Core of the Lytro camera consists of the light-field sensor (hardware) and light-field engine (software). The sensor which looks flat square and like a  fly’s eye that helps to capture all the light in every direction. A conventional photo focuses on one plane of that cube. A light field camera captures the whole thing.

Instead of megapixels, Lytro measures the sensor’s power in terms of how many millions of rays of light it captures. Like 11 million light rays or 11 megarays.

Camera allows both the picture taker and the viewer to focus pictures after they’re snapped, shift their perspective of the scene, and even switch seamlessly between 2D and 3D views.

Lytro, Inc. is a light field camera startup company founded in 2006 by Ren Ng, a light-field photography researcher at Stanford University.

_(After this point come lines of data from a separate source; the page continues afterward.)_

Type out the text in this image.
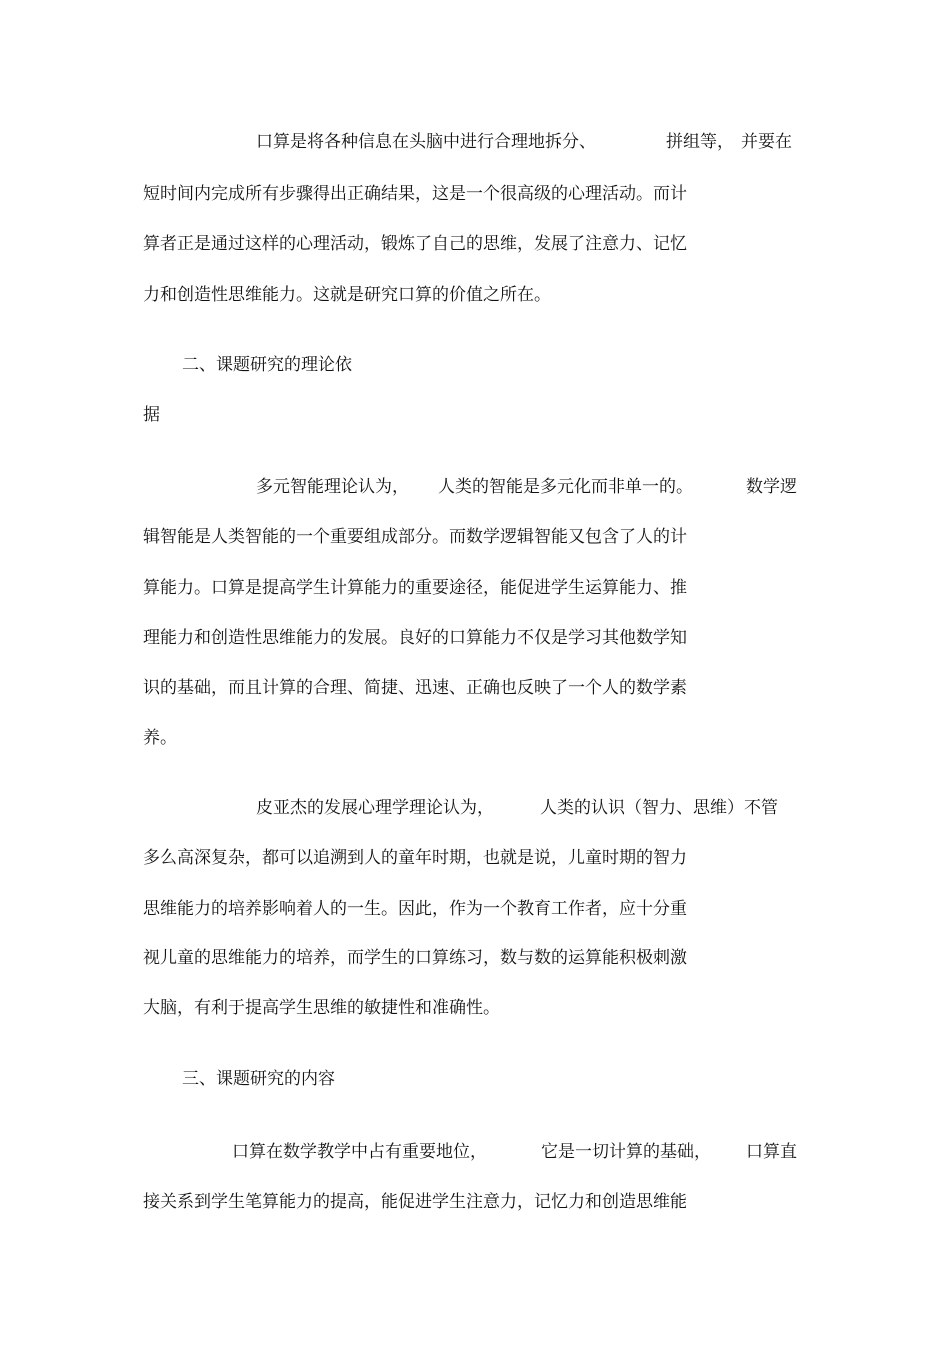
口算是将各种信息在头脑中进行合理地拆分、

	拼组等，

并要在

短时间内完成所有步骤得出正确结果，这是一个很高级的心理活动。而计

算者正是通过这样的心理活动，锻炼了自己的思维，发展了注意力、记忆

力和创造性思维能力。这就是研究口算的价值之所在。

二、课题研究的理论依

据

多元智能理论认为，

人类的智能是多元化而非单一的。

	数学逻

辑智能是人类智能的一个重要组成部分。而数学逻辑智能又包含了人的计

算能力。口算是提高学生计算能力的重要途径，能促进学生运算能力、推

理能力和创造性思维能力的发展。良好的口算能力不仅是学习其他数学知

识的基础，而且计算的合理、简捷、迅速、正确也反映了一个人的数学素

养。

皮亚杰的发展心理学理论认为，

	人类的认识（智力、思维）不管

多么高深复杂，都可以追溯到人的童年时期，也就是说，儿童时期的智力

思维能力的培养影响着人的一生。因此，作为一个教育工作者，应十分重

视儿童的思维能力的培养，而学生的口算练习，数与数的运算能积极刺激

大脑，有利于提高学生思维的敏捷性和准确性。

三、课题研究的内容

口算在数学教学中占有重要地位，

	它是一切计算的基础，

口算直

接关系到学生笔算能力的提高，能促进学生注意力，记忆力和创造思维能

The company’s first camera went on sale October 19, 2011 in 8 GB (399 USD) and 16 GB (499 USD) versions, and shipped in February 2012.

The camera’s makers are a Silicon Valley start-up that secured $50 million in funding.The idea isn’t new but early ‘plenoptic’ or ‘light field’ cameras were room-sized lens arrays attached to high-powered computers. The Lytro is pocket-sized and could turn the world of photography upside down.

Light field cameras offer astonishing capabilities. With these amazing capabilities, pictures become immersive, interactive visual stories that were never before possible – they become living pictures.